Comparing factory logos to aftermarket die-cut ones applied by the owner is ridiculous.
The reason the decals are put on the cars is so the owner does not forget what kind of car they drive. They have to be that stupid to do so.
Some decaled cars such as the Yenko Camaro, a 60 Indy Pace Camaro SS Convertible are very unique and quite valuable today. An AAR Cuda stripes for example clearly define what it is not just another Barracuda. A person that bought one of these is actually a fairly astute individual today. I would find it a real stretch to call them stupid. My Gremlin X factory stripes indicated it was a V8 not just another 6. Another AMC friend of mine had an SC360 Hornet that had tasteful decals so it would not appear as an average grocery getter... I agree however about large non factory logos and I despise clones. When is the last time you saw a real Gremlin X V8? It would be great to have one again.
This Vega was my second car getting my driver's license at 15 in Louisiana. My first was a Gremlin. Do I remember correctly... there was something with aluminum in the base of the car that heats up and makes problems. It did fall to the ground after getting off the interstate. I called my Dad and he said "did you have a flat?" I said it is sitting on the ground, at a stop light! I freaked a bit but my friends and I were safe. When he got there he drove all my friends home and they towed it away. He felt bad but we were all safe. Gosh that was 30 plus years ago but one I will always remember! Other than that last experience, great car!
Gremlin X was a cool car to transplant the 401 with 4 speed.
I lowered mine and it was a blast on twisting back roads with the 304 prior and factory posi.
Thick sheet metal does NOT make a vehicle more safe. The new cars are built to dispense energy around the passenger compartment, and they have crumple zones, and airbags, and seat belts. Old cars made of that "thick sheet metal" does not make it safe. It's actually quite deceptive...

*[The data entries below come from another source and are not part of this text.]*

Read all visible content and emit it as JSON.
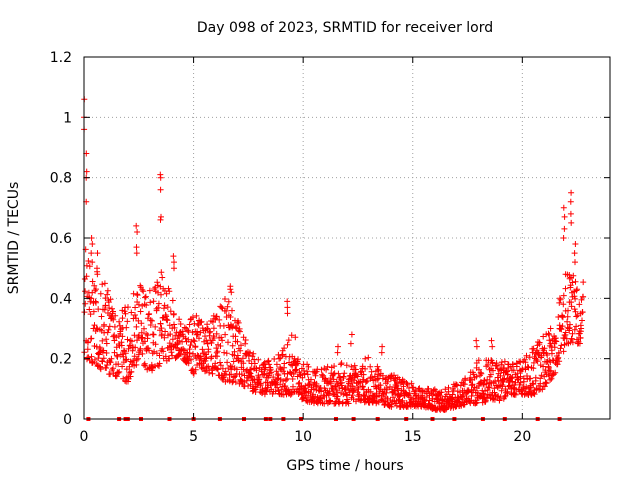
{
  "chart_data": {
    "type": "scatter",
    "title": "Day 098 of 2023, SRMTID for receiver lord",
    "xlabel": "GPS time / hours",
    "ylabel": "SRMTID / TECUs",
    "xlim": [
      0,
      24
    ],
    "ylim": [
      0,
      1.2
    ],
    "grid": true,
    "marker": "plus",
    "color": "#ff0000",
    "x_ticks": [
      {
        "value": 0,
        "label": "0"
      },
      {
        "value": 5,
        "label": "5"
      },
      {
        "value": 10,
        "label": "10"
      },
      {
        "value": 15,
        "label": "15"
      },
      {
        "value": 20,
        "label": "20"
      }
    ],
    "y_ticks": [
      {
        "value": 0,
        "label": "0"
      },
      {
        "value": 0.2,
        "label": "0.2"
      },
      {
        "value": 0.4,
        "label": "0.4"
      },
      {
        "value": 0.6,
        "label": "0.6"
      },
      {
        "value": 0.8,
        "label": "0.8"
      },
      {
        "value": 1.0,
        "label": "1"
      },
      {
        "value": 1.2,
        "label": "1.2"
      }
    ],
    "envelope": {
      "x": [
        0,
        0.5,
        1,
        1.5,
        2,
        2.5,
        3,
        3.5,
        4,
        4.5,
        5,
        5.5,
        6,
        6.5,
        7,
        7.5,
        8,
        8.5,
        9,
        9.5,
        10,
        10.5,
        11,
        11.5,
        12,
        12.5,
        13,
        13.5,
        14,
        14.5,
        15,
        15.5,
        16,
        16.5,
        17,
        17.5,
        18,
        18.5,
        19,
        19.5,
        20,
        20.5,
        21,
        21.5,
        22,
        22.5,
        22.8
      ],
      "low": [
        0.2,
        0.18,
        0.15,
        0.14,
        0.12,
        0.2,
        0.15,
        0.18,
        0.2,
        0.2,
        0.15,
        0.15,
        0.15,
        0.12,
        0.12,
        0.1,
        0.08,
        0.08,
        0.08,
        0.08,
        0.06,
        0.05,
        0.05,
        0.05,
        0.05,
        0.06,
        0.05,
        0.05,
        0.04,
        0.04,
        0.04,
        0.04,
        0.03,
        0.03,
        0.04,
        0.05,
        0.05,
        0.06,
        0.06,
        0.08,
        0.08,
        0.08,
        0.1,
        0.15,
        0.25,
        0.25,
        0.25
      ],
      "high": [
        0.6,
        0.55,
        0.45,
        0.35,
        0.38,
        0.45,
        0.45,
        0.5,
        0.42,
        0.3,
        0.35,
        0.32,
        0.35,
        0.42,
        0.33,
        0.25,
        0.2,
        0.2,
        0.22,
        0.3,
        0.2,
        0.16,
        0.18,
        0.18,
        0.2,
        0.18,
        0.22,
        0.16,
        0.15,
        0.14,
        0.12,
        0.1,
        0.1,
        0.1,
        0.12,
        0.14,
        0.2,
        0.2,
        0.2,
        0.18,
        0.2,
        0.25,
        0.28,
        0.35,
        0.5,
        0.5,
        0.45
      ]
    },
    "spikes": [
      {
        "x": 0.02,
        "y": [
          1.06,
          1.0,
          0.96
        ]
      },
      {
        "x": 0.1,
        "y": [
          0.88,
          0.82,
          0.8,
          0.72
        ]
      },
      {
        "x": 0.35,
        "y": [
          0.6,
          0.58,
          0.55,
          0.52
        ]
      },
      {
        "x": 0.6,
        "y": [
          0.55,
          0.5,
          0.48
        ]
      },
      {
        "x": 2.4,
        "y": [
          0.64,
          0.62,
          0.57,
          0.55
        ]
      },
      {
        "x": 3.5,
        "y": [
          0.81,
          0.8,
          0.76,
          0.67,
          0.66
        ]
      },
      {
        "x": 4.1,
        "y": [
          0.54,
          0.52,
          0.5
        ]
      },
      {
        "x": 6.7,
        "y": [
          0.44,
          0.43,
          0.42
        ]
      },
      {
        "x": 9.3,
        "y": [
          0.39,
          0.37,
          0.35
        ]
      },
      {
        "x": 11.6,
        "y": [
          0.22,
          0.24
        ]
      },
      {
        "x": 12.2,
        "y": [
          0.28,
          0.25
        ]
      },
      {
        "x": 13.6,
        "y": [
          0.22,
          0.24
        ]
      },
      {
        "x": 17.9,
        "y": [
          0.26,
          0.24
        ]
      },
      {
        "x": 18.6,
        "y": [
          0.26,
          0.24
        ]
      },
      {
        "x": 21.9,
        "y": [
          0.7,
          0.67,
          0.63,
          0.6
        ]
      },
      {
        "x": 22.2,
        "y": [
          0.75,
          0.72,
          0.68,
          0.65
        ]
      },
      {
        "x": 22.4,
        "y": [
          0.58,
          0.55,
          0.52
        ]
      }
    ],
    "zero_markers_x": [
      0.2,
      1.6,
      1.9,
      2.0,
      2.6,
      3.9,
      5.0,
      6.2,
      7.3,
      8.3,
      8.5,
      9.1,
      9.9,
      11.5,
      12.3,
      13.4,
      14.7,
      15.9,
      16.9,
      18.2,
      19.2,
      20.7,
      21.7
    ]
  }
}
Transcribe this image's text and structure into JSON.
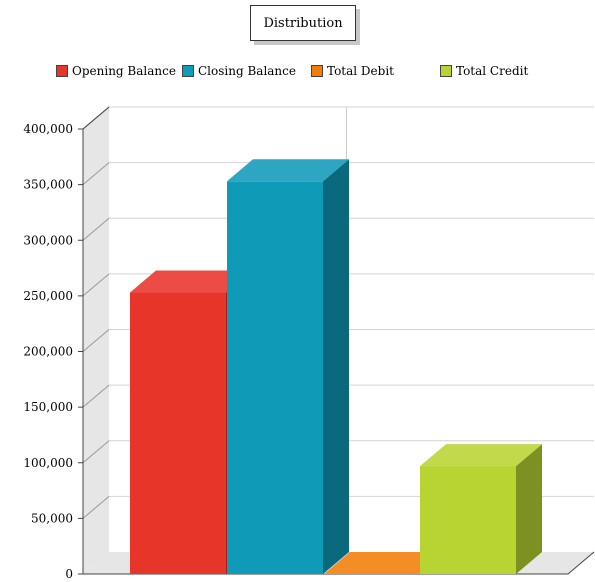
{
  "chart_data": {
    "type": "bar",
    "title": "Distribution",
    "xlabel": "",
    "ylabel": "",
    "ylim": [
      0,
      400000
    ],
    "yticks": [
      0,
      50000,
      100000,
      150000,
      200000,
      250000,
      300000,
      350000,
      400000
    ],
    "ytick_labels": [
      "0",
      "50,000",
      "100,000",
      "150,000",
      "200,000",
      "250,000",
      "300,000",
      "350,000",
      "400,000"
    ],
    "grid": true,
    "legend_position": "top",
    "style": "3d",
    "series": [
      {
        "name": "Opening Balance",
        "color": "#e8352a",
        "values": [
          253000
        ]
      },
      {
        "name": "Closing Balance",
        "color": "#0f9ab8",
        "values": [
          353000
        ]
      },
      {
        "name": "Total Debit",
        "color": "#f47d0a",
        "values": [
          0
        ]
      },
      {
        "name": "Total Credit",
        "color": "#b8d432",
        "values": [
          97000
        ]
      }
    ]
  }
}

On YouTube, I saw a crash test of a 1959 Bel Air and a 2009 Chevy Cobalt. The Cobalt won. Look it up...
Thicker steel is better to restore and preserve a classic than thin ill fitting patch imported reproduction panels. My experience I have found.
I was looking at a 1954 Corvette at a recent car show. My thoughts were of 2011 safety not present such as straight through solid steering column, hood vent with the bugs to the interior, bias tires, drum brakes, no power steering.
For some reason though, I would love to have that car, in spite of it not being a air bagged collapsible steering insulated from the road 2011 model. Put its top down on a nice night, put on some nostalgic tunes, park at the local outdoor eatery and just cruise and have a piece of art. And watch that $4000 car now climb above $50000 up as time progresses.
My Gremlin X with a 304 V8 cost me $2900 new... if I kept it I am sure I would have enjoyed it and likely would see climb $10000 if kept in my garage soon.
Many AMCs are the next hottest collectible at the moment in the next 5 years in publications I have recently read.
Very heavy cars are much safer than lighter modern cars, despite the technology of 'crumple zones' and so forth. Quite simply, a very heavy older car such as a 70s full size, full frame American car will just fold up the newer car without much force being passed to the occupants of the classic. It's the same reason there aren't seat-belts on the bus - a very light thing striking a very heavy thing simply isn't going to have that much effect.